Moreover, their discovery in remote/pristine areas with no local sources indicates continental-scale transport. Our research plan proposes the compilation of a global PFCA source and sink inventory in order to account for all possible environmental release pathways and assess the risk they pose to humans and other biotic and abiotic media.
The inventory can provide invaluable insights into the magnitude of different manufacturing and release mechanisms as well as determine the relative importance of competing transport routes.

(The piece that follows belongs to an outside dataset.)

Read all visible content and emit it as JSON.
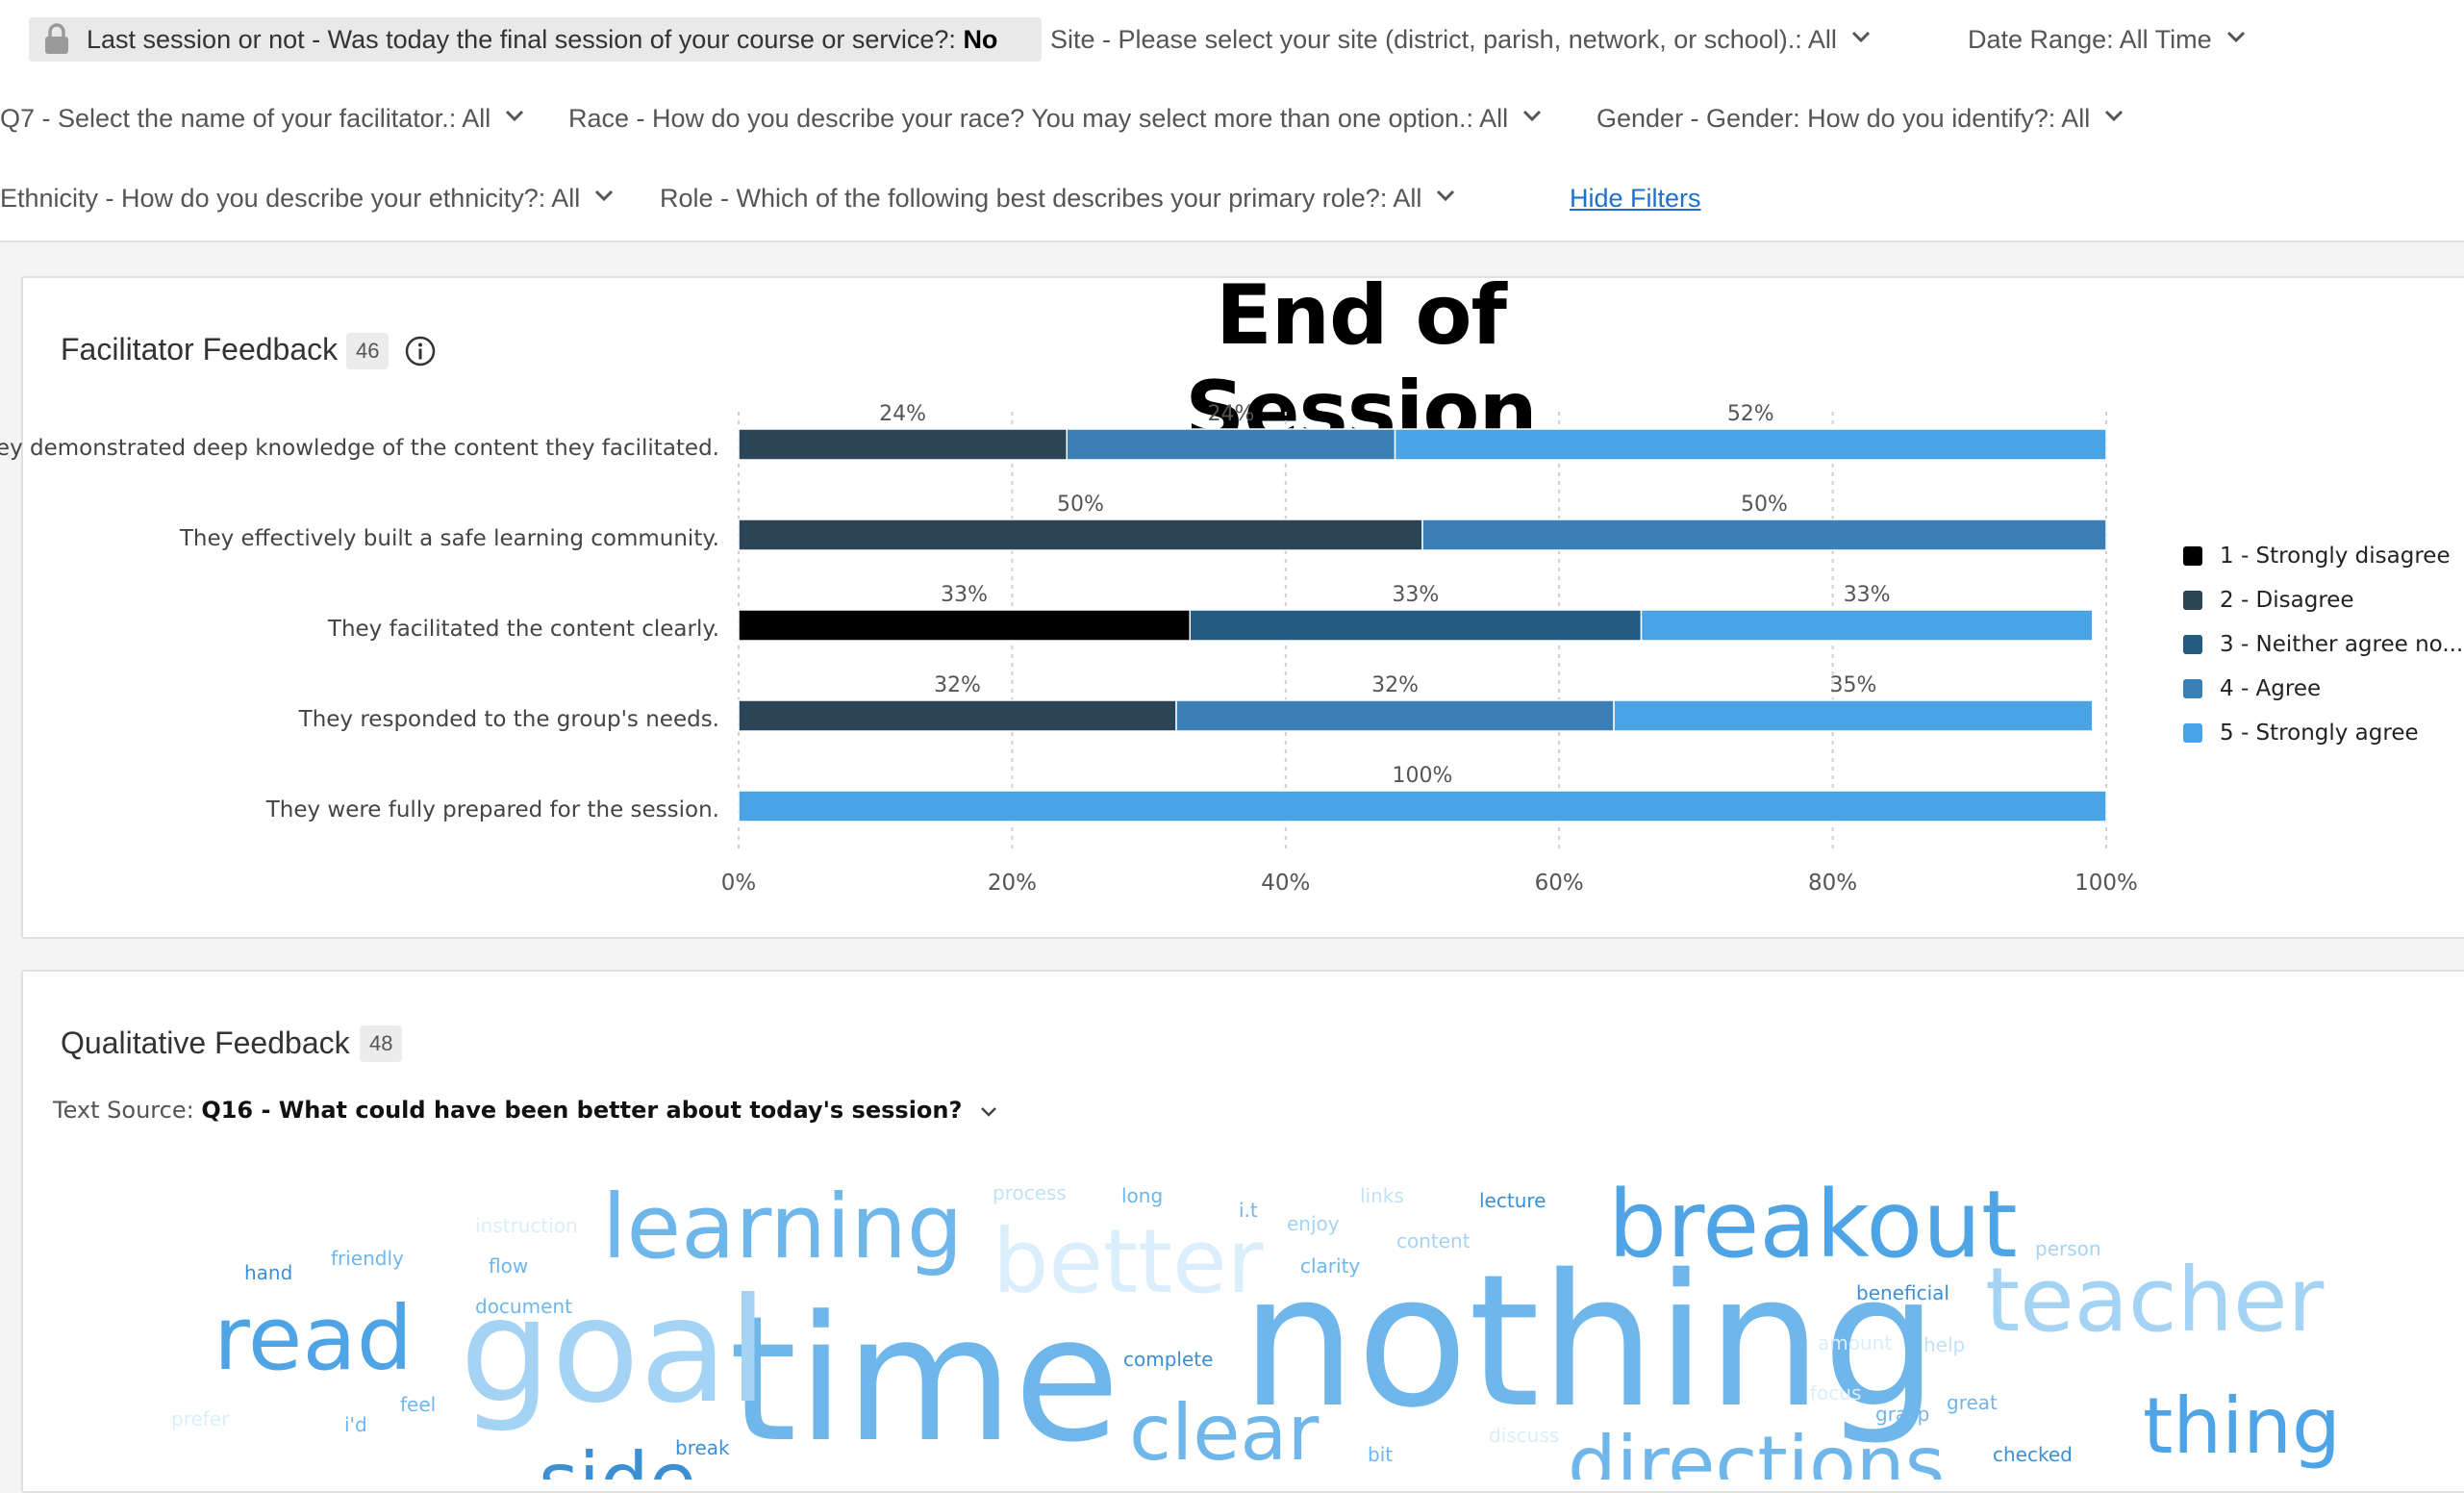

The proposal also involves novel experimental work aiming to better understand the long-range transport mechanisms of PFCAs.
Thus, two unique experiments are currently planned involving:
- Simulation of aerosol formation through bubble bursting in the laboratory and investigation of the mechanism of sorption of PFCAs to aerosols of marine origin. The extent to which the sea surface can supply the atmosphere with organic-rich particles that could partly contribute to the large-scale transport of fluorinated products will be quantified.
- Measurements of PFCAs in air masses moving over sites in southern Sweden and Northern Finland. It will be our intention to determine whether they are lost by deposition processes or introduced by aerosol emissions as air masses move from south to north.
The results from the second stage will allow us to evaluate if aerosol transport is responsible for the dispersal of PFCAs globally and in particular to Arctic regions. To our knowledge, such an attempt has never previously been undertaken for fluorinated compounds constituting an ambitious research approach.